United Breweries Ltd, the beer manufacturer, has recorded a 16.09% decrease in its consolidated net profit for the first quarter of June 2023, amounting to INR 136.34 crore. The decline can be attributed to several factors, including supply challenges, reduced inter-state sales, and the ongoing inflation, which collectively affected the company’s volumes during the period.
In a regulatory filing on Friday, United Breweries Ltd (UBL) revealed that the company, which is under the control of the Dutch multinational brewing company Heineken NV, had recorded a net profit of INR 162.50 crore in the April-June quarter of the previous year.

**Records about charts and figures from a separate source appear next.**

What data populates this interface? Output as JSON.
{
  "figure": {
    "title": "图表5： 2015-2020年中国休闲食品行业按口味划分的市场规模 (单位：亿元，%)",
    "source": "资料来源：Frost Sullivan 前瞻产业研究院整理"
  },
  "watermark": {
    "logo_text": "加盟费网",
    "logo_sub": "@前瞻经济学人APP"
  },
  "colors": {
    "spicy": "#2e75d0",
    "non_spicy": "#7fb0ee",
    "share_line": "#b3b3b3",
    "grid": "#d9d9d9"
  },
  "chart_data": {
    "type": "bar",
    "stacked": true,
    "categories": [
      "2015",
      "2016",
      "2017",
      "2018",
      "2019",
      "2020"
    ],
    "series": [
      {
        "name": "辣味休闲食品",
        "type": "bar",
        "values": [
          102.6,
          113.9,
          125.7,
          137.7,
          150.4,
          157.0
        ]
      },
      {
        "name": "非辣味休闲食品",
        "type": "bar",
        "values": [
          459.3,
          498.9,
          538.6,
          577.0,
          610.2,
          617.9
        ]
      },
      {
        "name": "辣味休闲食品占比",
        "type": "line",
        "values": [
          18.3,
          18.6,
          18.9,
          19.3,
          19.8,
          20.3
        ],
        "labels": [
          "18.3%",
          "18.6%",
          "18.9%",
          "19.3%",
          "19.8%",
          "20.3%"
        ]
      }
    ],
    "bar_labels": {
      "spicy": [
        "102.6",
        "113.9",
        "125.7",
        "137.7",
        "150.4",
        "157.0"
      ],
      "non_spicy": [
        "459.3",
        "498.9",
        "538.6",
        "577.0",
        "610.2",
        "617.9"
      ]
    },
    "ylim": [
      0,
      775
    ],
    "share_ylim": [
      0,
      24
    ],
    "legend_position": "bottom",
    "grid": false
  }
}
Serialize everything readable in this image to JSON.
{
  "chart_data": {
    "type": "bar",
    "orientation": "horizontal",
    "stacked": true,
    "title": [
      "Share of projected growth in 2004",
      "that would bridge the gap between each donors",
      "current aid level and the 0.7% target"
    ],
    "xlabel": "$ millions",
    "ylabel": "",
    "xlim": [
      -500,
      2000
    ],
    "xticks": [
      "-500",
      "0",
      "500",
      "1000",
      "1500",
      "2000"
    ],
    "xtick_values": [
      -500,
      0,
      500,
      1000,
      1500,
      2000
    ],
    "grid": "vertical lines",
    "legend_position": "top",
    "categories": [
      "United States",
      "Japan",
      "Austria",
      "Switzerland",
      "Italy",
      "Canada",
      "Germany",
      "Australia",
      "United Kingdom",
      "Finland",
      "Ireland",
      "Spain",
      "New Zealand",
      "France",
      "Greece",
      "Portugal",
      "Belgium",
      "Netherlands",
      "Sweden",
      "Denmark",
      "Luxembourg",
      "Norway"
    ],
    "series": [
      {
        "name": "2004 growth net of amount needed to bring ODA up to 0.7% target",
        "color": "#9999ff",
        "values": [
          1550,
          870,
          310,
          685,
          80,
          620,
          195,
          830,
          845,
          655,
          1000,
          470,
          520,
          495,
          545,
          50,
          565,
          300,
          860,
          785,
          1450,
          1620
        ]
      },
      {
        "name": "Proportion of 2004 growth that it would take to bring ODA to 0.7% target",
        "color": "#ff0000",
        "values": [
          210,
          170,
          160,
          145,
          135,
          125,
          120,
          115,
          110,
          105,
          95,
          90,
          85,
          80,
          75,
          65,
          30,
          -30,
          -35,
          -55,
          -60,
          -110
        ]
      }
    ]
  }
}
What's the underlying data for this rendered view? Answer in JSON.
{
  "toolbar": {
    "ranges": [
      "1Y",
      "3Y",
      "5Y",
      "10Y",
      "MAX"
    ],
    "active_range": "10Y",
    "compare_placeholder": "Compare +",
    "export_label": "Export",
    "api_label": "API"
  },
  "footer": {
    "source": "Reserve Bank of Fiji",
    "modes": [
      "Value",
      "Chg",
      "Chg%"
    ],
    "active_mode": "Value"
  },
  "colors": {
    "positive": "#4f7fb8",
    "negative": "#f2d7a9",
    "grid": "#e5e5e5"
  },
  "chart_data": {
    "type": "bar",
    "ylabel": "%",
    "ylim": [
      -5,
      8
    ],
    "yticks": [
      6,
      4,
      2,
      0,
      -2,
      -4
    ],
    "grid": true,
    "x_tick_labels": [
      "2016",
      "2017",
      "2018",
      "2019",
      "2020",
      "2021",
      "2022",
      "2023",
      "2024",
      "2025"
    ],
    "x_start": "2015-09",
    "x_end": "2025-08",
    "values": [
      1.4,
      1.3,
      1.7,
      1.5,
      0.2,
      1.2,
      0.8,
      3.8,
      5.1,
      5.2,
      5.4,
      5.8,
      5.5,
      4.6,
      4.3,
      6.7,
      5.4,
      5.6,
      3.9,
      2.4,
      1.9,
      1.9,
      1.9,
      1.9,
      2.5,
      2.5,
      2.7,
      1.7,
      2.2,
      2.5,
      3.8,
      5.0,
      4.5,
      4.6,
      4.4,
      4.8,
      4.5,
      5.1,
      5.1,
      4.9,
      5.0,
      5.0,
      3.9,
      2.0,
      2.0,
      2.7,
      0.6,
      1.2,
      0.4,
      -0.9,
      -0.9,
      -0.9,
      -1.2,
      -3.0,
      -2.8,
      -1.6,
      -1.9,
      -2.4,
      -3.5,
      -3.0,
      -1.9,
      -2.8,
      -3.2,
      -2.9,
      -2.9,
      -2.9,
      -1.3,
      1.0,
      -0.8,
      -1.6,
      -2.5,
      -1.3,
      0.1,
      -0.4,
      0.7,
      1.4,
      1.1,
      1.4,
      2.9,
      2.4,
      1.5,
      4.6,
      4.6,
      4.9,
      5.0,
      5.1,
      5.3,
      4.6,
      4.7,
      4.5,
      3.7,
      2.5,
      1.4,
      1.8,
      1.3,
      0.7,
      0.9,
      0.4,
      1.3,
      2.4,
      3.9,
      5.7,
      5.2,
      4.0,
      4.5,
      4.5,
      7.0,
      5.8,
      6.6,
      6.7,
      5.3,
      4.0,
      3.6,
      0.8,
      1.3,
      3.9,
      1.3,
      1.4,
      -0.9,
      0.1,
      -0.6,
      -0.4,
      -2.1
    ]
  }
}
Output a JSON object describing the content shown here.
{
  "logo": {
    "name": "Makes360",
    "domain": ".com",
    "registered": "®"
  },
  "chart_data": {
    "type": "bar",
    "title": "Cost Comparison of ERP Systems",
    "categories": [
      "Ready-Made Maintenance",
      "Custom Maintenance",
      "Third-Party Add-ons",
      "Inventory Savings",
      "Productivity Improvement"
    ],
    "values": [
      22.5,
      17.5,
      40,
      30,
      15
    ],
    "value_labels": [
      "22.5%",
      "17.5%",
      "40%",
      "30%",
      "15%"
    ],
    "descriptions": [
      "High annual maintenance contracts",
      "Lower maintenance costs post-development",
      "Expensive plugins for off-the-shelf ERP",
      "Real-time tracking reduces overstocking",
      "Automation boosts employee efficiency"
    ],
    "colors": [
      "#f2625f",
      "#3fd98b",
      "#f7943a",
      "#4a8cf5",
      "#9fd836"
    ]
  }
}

UBL’s revenue from operations was almost flat to INR 5,243.01 crore during the quarter under review. It stood at INR 5,196.08 crore in the corresponding period of FY22.
“Q1 volumes impacted by RTM (root to market) changes, supply challenges & lower inter-state sales,” said an earning presentation from UBL.
It had a volume decline of 12 per cent in the June quarter driven by Tamil Nadu, Andhra Pradesh, Delhi and Haryana. In the premium segment, the volume decline was 21 per cent.
“Gross Profit predominantly impacted by volume decline & COGS (Cost of Goods Sold) inflation with GP margin 369bps down,” it said.
Besides, it has price increases in key markets including Rajasthan, Uttar Pradesh and Karnataka.
UBL’s total expenses were at INR 5,072.96 crore, up 1.69 per cent in the first quarter of FY 2023-24, as against INR 4,988.37 crore a year ago.
Its total income in the June quarter was at INR 5,253.43 crore.
“Capex during the quarter was INR 45 crore, primarily in supply chain initiatives,” said UBL’s earning statement.
Over the outlook, UBL said inflationary pressure on the cost base is expected to soften in the near-term but volatility will remain.
“We continue to focus on revenue management and cost initiatives, to drive margin accretion,” it said.
It is building further category growth while driving the share of premium in its portfolio remains a key focus
“We remain optimistic on the long-term growth potential of the industry, driven by increasing disposable income, favourable demographics and premiumisation,” said UBL.